Unlike issues of inflation and unemployment that preceded the Carter years, Biven does describe some “self-inflicted wounds” of the administration. The author devotes one section of his work to what he describes as the narrower, microeconomic decisions that influenced the Carter administration’s approach to the inflation problem. The author examines the Social Security tax increase, periodic minimum wage expansion, economic and social deregulation, and issues involving trade restriction. Biven concludes while many of the programs remained necessary in the grand scheme of things, the administration complicated the inflation picture on matters of micro-concern.

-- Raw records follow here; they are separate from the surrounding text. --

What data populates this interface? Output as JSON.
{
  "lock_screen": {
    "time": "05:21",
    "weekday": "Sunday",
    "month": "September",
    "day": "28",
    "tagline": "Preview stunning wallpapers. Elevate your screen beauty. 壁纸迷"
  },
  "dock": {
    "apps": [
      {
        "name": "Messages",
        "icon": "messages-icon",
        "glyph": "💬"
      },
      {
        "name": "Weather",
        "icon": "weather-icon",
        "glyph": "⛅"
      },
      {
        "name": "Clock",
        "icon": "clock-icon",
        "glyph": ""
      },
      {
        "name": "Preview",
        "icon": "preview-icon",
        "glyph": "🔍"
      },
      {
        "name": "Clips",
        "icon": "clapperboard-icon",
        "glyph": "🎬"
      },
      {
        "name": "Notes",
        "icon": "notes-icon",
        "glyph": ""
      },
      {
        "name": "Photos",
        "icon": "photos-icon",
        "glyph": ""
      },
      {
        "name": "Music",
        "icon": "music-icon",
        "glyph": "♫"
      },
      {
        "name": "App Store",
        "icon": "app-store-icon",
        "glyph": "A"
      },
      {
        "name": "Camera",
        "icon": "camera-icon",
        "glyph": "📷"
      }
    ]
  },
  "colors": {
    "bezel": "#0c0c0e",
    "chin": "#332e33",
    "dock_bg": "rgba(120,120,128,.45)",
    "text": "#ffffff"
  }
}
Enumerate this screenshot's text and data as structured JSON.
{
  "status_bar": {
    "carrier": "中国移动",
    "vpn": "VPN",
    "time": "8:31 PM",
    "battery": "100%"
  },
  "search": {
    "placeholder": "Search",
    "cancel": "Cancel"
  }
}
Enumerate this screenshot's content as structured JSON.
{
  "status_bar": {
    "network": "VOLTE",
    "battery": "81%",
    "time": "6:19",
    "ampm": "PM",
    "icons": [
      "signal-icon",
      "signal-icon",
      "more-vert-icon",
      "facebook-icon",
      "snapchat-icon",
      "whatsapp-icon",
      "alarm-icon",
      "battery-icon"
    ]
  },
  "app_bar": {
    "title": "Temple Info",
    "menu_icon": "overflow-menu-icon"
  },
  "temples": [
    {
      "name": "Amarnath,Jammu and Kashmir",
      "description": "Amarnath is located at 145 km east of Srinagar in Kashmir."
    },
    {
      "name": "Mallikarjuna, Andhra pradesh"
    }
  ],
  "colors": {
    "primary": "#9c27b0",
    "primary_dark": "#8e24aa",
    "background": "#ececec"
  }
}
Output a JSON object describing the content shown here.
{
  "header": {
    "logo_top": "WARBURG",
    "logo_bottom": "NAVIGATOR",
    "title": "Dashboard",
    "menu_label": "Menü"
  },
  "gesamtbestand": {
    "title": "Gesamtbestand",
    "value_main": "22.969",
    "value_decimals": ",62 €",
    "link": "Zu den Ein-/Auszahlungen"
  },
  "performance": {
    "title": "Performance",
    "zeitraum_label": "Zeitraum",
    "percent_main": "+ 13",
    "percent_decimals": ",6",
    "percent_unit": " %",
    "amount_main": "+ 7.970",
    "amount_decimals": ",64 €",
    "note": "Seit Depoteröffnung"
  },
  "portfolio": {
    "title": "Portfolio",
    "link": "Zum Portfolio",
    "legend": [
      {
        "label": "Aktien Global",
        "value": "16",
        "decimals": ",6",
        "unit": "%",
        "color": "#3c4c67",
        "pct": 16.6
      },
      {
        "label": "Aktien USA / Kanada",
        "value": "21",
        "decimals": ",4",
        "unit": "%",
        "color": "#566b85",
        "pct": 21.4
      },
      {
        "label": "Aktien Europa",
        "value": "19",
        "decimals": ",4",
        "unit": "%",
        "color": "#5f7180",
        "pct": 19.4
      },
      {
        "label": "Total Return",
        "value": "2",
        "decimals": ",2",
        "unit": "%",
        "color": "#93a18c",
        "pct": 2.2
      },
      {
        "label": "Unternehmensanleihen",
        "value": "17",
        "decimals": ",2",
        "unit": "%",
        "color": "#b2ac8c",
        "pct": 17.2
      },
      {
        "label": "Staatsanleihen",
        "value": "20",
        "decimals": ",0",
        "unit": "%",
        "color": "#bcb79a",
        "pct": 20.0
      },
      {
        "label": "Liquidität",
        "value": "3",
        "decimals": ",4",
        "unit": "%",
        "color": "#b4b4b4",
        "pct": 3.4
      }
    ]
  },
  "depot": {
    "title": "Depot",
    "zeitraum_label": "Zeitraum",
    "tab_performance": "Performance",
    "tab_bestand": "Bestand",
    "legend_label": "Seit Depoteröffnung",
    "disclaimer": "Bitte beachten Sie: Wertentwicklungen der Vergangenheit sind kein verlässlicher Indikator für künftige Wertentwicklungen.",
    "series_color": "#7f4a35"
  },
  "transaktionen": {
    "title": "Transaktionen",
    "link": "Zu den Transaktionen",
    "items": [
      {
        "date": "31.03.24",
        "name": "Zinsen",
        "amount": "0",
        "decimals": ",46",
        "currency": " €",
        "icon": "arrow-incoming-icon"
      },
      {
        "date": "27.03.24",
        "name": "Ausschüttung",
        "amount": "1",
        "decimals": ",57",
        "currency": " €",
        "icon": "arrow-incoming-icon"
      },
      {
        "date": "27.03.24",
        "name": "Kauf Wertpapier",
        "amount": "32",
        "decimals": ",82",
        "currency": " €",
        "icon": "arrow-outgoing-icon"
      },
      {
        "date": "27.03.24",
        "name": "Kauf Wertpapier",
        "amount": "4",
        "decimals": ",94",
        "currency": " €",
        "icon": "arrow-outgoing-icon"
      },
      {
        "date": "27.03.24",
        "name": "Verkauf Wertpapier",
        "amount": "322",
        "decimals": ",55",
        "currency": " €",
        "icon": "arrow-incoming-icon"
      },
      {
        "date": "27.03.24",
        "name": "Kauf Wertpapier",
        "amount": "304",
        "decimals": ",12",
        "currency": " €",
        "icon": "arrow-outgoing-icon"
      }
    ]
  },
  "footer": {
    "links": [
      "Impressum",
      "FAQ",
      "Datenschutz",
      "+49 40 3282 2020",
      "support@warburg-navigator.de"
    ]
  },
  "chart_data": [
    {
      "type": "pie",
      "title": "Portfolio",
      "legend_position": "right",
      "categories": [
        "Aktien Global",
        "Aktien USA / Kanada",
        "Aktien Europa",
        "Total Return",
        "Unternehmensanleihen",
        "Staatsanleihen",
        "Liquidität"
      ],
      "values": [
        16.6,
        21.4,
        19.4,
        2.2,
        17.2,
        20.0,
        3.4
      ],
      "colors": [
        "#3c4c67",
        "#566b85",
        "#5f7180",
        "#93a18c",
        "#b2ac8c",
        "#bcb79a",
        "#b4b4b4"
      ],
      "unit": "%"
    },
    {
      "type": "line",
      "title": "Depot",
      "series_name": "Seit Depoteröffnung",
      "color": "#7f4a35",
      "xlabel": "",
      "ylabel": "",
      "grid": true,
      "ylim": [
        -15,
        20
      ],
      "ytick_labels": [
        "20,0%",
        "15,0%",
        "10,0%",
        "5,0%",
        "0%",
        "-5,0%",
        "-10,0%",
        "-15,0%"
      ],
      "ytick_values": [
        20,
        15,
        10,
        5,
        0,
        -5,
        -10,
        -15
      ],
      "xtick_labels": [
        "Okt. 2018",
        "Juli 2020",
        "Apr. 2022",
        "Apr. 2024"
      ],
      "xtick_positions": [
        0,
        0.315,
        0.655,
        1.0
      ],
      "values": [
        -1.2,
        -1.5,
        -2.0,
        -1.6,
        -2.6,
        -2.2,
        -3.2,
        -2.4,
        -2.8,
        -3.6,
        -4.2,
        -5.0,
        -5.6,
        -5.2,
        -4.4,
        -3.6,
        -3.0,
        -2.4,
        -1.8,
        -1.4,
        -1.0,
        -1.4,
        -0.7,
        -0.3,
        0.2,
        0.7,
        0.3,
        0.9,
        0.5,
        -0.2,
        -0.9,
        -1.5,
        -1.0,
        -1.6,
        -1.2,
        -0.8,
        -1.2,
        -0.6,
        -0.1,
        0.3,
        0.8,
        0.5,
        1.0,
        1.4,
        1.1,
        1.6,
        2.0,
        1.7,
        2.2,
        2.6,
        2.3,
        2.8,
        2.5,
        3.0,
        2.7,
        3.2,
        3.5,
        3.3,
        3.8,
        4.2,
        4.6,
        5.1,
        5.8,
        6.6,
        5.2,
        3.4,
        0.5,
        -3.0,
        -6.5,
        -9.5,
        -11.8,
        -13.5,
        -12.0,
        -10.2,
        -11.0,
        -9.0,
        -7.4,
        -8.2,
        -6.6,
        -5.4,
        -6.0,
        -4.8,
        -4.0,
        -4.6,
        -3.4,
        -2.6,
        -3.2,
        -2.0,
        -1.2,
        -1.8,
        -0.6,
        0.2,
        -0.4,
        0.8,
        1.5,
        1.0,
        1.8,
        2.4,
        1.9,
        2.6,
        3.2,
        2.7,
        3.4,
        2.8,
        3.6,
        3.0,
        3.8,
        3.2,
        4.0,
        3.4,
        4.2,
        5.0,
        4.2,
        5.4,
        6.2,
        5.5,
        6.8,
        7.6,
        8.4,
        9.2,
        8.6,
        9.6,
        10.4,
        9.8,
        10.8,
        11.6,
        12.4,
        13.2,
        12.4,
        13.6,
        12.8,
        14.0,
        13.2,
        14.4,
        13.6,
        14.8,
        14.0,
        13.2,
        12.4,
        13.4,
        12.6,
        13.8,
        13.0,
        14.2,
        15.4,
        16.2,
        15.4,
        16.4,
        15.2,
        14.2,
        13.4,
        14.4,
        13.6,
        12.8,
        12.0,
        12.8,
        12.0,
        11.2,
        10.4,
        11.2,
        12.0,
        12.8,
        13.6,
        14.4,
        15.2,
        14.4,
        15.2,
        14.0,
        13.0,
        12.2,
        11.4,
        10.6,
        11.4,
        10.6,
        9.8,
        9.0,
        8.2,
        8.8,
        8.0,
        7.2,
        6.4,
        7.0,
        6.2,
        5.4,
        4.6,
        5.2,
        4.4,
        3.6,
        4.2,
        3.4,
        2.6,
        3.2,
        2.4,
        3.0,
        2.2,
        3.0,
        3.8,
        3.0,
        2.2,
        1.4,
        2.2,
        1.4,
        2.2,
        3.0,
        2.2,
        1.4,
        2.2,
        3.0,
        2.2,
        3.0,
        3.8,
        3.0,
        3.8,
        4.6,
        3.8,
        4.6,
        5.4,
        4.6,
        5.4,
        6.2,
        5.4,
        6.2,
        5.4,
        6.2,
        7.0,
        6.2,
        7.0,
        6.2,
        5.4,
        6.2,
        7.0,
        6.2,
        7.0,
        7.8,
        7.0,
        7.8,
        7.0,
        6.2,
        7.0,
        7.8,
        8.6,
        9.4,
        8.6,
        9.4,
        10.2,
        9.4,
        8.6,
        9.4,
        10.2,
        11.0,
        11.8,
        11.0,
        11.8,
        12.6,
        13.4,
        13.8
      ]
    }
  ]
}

He details the limits of presidential power in relation to the economy and in a similar vein the relationships of Carter with the Federal Reserve chairmen of the time: Arthur Burns, William Miller, and Paul Volcker. The president did not enjoy a close relationship with Burns, the chairman inherited from the Ford administration, as Carter feared that his stimulus plan would suffer if the Federal Reserve responded with monetary restraint. After Miller moved to the treasury department, the arrival of Volcker again brought intermediate frustration for Carter. Regardless of tensions, he argues that Carter deserves a great amount of credit for the appointment of Volcker to the Federal Reserve as the chairman’s monetary polices after Carter left office eventually broke the back of inflation.

Biven argues convincingly that economic limits set boundaries to the policy options available to Carter and placed his administration on a more conservative fiscal path. In a clear presentation the author reveals that monies normally available for traditional Democratic programs did not exist, as the slow growth of the national economy did not provide needed revenue. The conservative direction resulted in the developments of fissures in the president’s party and election year troubles for the incumbent. Biven describes Carter’s administration as well as the president’s economic policies as both occurring during a transitional time for the American financial system. He writes that the historical record remains unclear if the soaring inflation of the late 1970s, the president’s number one nemesis, resulted solely from the actions of Carter’s administration. The president realized that the national economy could no longer be viewed as an unlimited source of revenue and instead had to work within an atmosphere of limits. Biven concludes rightfully that before historians declare Carter’s a failed presidency, scholars should first examine the severe economic limits forced upon and contained within his four years in the White House.

Toby G. Bates is a Ph.D. candidate in modern American history at the University of Mississippi.